I found a dealer that takes plastic. I'm so in trouble.
Thank you for holding my vodka while the police let me ride their horse.
Our local strip club now has karaoke. Do you realize what this could mean for my sex life?
im gonna call it quits for tonight... I am so drunk I dont even have the motor skills to masturbate
Just pooped at the strip club. NOT NORMAL . I may be a little too comfortable here.
im drinking italian dressing and watching dexter. its 230am. lets never drink on sundays again.
Idk. I woke up marinating in beer on my beanbag. Idk what you mightve done.
From what I hear, her blowjob factory was runninng at full capacity this weekend.
Quesedillas should not make me weep and drinking water should not make me feel like god is giving me mouth to mouth. Never again.
Hey.. there are 2 people i've never met before spooning in the bathtub. Please elaborate on what went down last night.

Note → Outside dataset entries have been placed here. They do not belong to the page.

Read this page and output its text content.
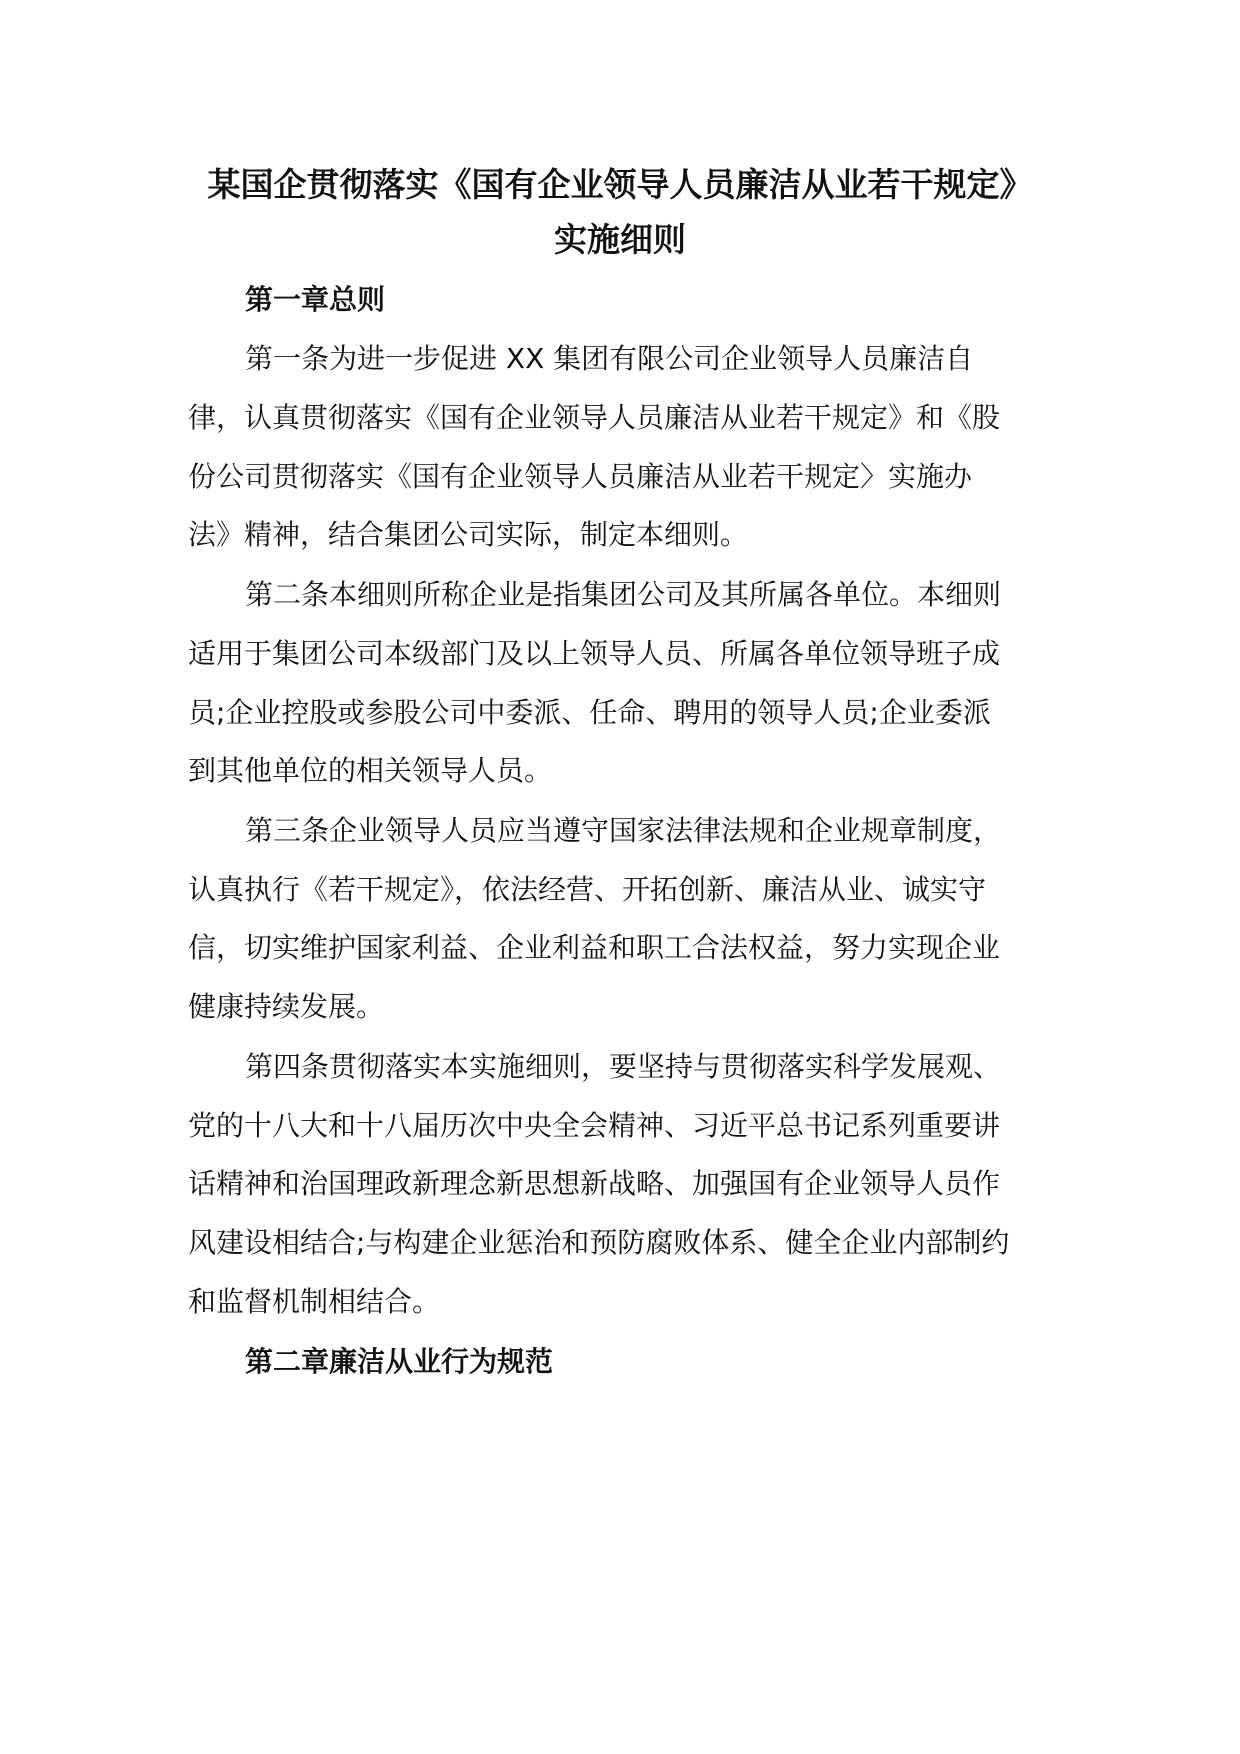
某国企贯彻落实《国有企业领导人员廉洁从业若干规定》
实施细则
第一章总则

第一条为进一步促进 XX 集团有限公司企业领导人员廉洁自

律，认真贯彻落实《国有企业领导人员廉洁从业若干规定》和《股

份公司贯彻落实《国有企业领导人员廉洁从业若干规定〉实施办

法》精神，结合集团公司实际，制定本细则。

第二条本细则所称企业是指集团公司及其所属各单位。本细则

适用于集团公司本级部门及以上领导人员、所属各单位领导班子成

员;企业控股或参股公司中委派、任命、聘用的领导人员;企业委派

到其他单位的相关领导人员。

第三条企业领导人员应当遵守国家法律法规和企业规章制度，

认真执行《若干规定》，依法经营、开拓创新、廉洁从业、诚实守

信，切实维护国家利益、企业利益和职工合法权益，努力实现企业

健康持续发展。

第四条贯彻落实本实施细则，要坚持与贯彻落实科学发展观、

党的十八大和十八届历次中央全会精神、习近平总书记系列重要讲

话精神和治国理政新理念新思想新战略、加强国有企业领导人员作

风建设相结合;与构建企业惩治和预防腐败体系、健全企业内部制约

和监督机制相结合。

第二章廉洁从业行为规范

He went THROUGH MY PHONE (he's 30 for God sake) then asked me why I was stringing along 12 guys... I told him he could have just asked me if I was banging other people and then saved himself from looking at pics of dicks bigger than his.
Hey, don't think you remember me but we met last night. I'm conducting a survey this morning its only one question: Have you seen Rob since 1am?
You kept trying to make people drink "salsa-ritas." But all you did was dump tequila in a half full jar of salsa, and shove it in people's faces while shouting at them.
I am the worst person to have nipple rings I'm hanging ornaments off of then and sending everyone a tits the season to be jolly
i had fun fun last night, with the exception of you running over my foot with your car. makes a great story for my first one night stand.